This School Year, American Eagle Aims To Dominate Denim

Long the favorite jeans of American teens, American Eagle Outfitters is launching an exclusive collaboration with Maddie and Kenzie Ziegler for its back-to-school campaign. The new effort will include social-media takeovers, introducing teens to a 1990s vibe that ruled classrooms long before they were born.

New denim always tops teens’ back-to-school shopping lists, and American Eagle usually ranks No. 1. This year, it's out to expand that dominance, winning over Gen Z and Gen Alpha with a retro collection designed in partnership with the famed “Dance Mom” siblings, called AE x Maddie & Kenzie.

"The socially connected Ziegler sisters and their personal approach to styling represent a genuine connection to our customer community, providing the inspiration to incorporate AE jeans into any outfit, for any occasion," said Jennifer Foyle, president and executive creative director, in the company's announcement.



The sisters also headline the retailer's back-to-school campaign, modeling the collection on their social channels.

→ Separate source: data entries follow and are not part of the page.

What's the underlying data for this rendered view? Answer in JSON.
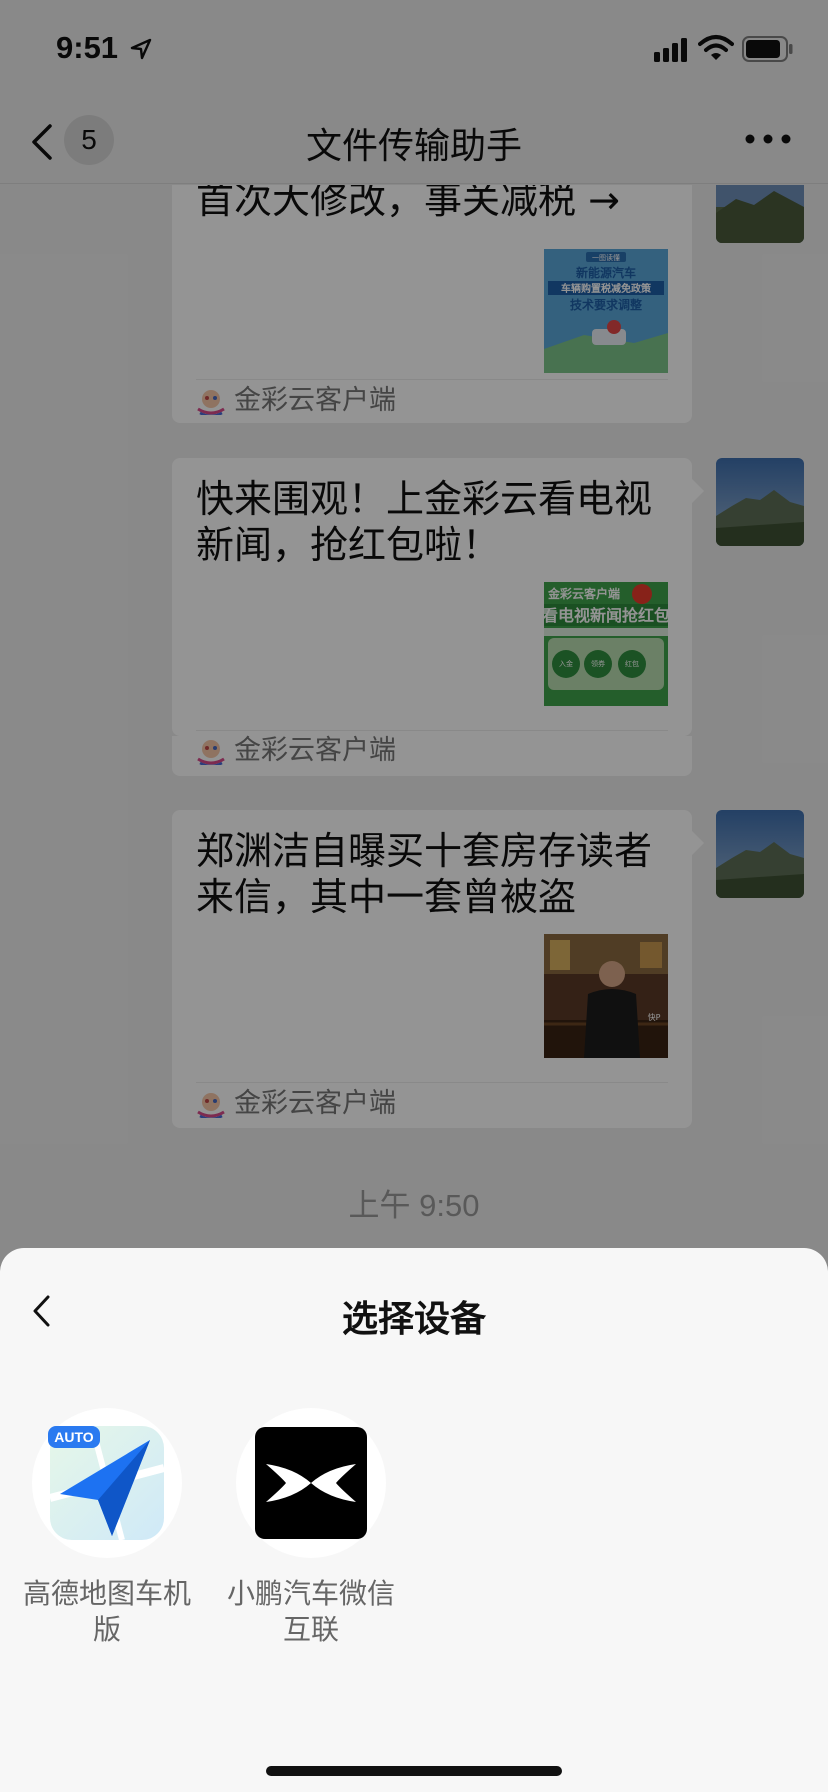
{
  "status_bar": {
    "time": "9:51"
  },
  "nav": {
    "back_count": "5",
    "title": "文件传输助手"
  },
  "messages": [
    {
      "title": "首次大修改，事关减税 →",
      "source": "金彩云客户端"
    },
    {
      "title": "快来围观！上金彩云看电视新闻，抢红包啦！",
      "source": "金彩云客户端"
    },
    {
      "title": "郑渊洁自曝买十套房存读者来信，其中一套曾被盗",
      "source": "金彩云客户端"
    }
  ],
  "thumb_texts": {
    "news1_a": "一图读懂",
    "news1_b": "新能源汽车",
    "news1_c": "车辆购置税减免政策",
    "news1_d": "技术要求调整",
    "news2_a": "金彩云客户端",
    "news2_b": "看电视新闻抢红包",
    "news2_c1": "入金",
    "news2_c2": "领券",
    "news2_c3": "红包",
    "news3_badge": "快P"
  },
  "timestamp": "上午 9:50",
  "sheet": {
    "title": "选择设备",
    "devices": [
      {
        "label": "高德地图车机版",
        "badge": "AUTO"
      },
      {
        "label": "小鹏汽车微信互联"
      }
    ]
  }
}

Ads are also running on its site, in-store and on all owned social, including Instagram and TikTok. There's also an extensive out-of-home effort, including a 3D billboard in Times Square and advertising liveboards throughout New York.

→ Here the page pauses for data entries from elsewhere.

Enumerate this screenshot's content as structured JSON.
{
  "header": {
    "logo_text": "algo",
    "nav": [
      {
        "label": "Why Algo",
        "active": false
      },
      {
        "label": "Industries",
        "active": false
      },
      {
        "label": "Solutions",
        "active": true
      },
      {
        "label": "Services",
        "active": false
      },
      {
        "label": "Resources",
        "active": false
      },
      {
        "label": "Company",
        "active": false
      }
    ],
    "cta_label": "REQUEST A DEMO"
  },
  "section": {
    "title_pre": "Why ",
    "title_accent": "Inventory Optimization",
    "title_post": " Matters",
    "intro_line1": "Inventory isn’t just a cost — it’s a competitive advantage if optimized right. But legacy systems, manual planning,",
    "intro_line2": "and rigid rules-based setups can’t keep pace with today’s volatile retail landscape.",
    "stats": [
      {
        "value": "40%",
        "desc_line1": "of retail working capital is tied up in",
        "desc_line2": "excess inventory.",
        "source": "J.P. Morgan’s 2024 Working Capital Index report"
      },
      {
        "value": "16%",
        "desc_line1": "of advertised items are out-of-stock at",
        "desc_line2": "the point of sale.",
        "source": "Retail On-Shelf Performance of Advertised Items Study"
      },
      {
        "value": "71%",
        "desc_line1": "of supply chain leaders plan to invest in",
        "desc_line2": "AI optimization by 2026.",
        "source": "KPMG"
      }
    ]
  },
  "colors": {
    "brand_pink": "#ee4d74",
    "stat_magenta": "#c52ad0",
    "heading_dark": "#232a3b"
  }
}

It's hard to overstate AEO’s outsized presence in teens' closets. In Piper Sandler's closely-watched "Taking Stock with Teens" survey, it's the No. 2 apparel brand, topped only by Nike, beating Lululemon, H&M and Shein, and other teen specialty retailers. That list includes J. Crew's Madewell, Abercrombie & Fitch and its Hollister banner.

Of course, Levi's is also out to win those teens over, launching fresh back-to-school creative to further support its massive anniversary celebration for the 501 collection.

American Eagle's sales grew 2% to a record $1.1 billion in its most recent quarterly results. And while its Aerie stores continued to be the company's fastest-growing, American Eagle's results saw sequential improvement. However, sales declined 2% as teens (and their parents) continued to slow down spending.

But experts anticipate a boost to spending industrywide as the economic outlook settles. The National Retail Federation predicts that families with kids in elementary through high school will spend about $890 on back-to-school items this year, up $25 more from last year. And those with college-bound kids are forecast to raise their spending even more, at $1,367 per student, up from $1,200 in 2021.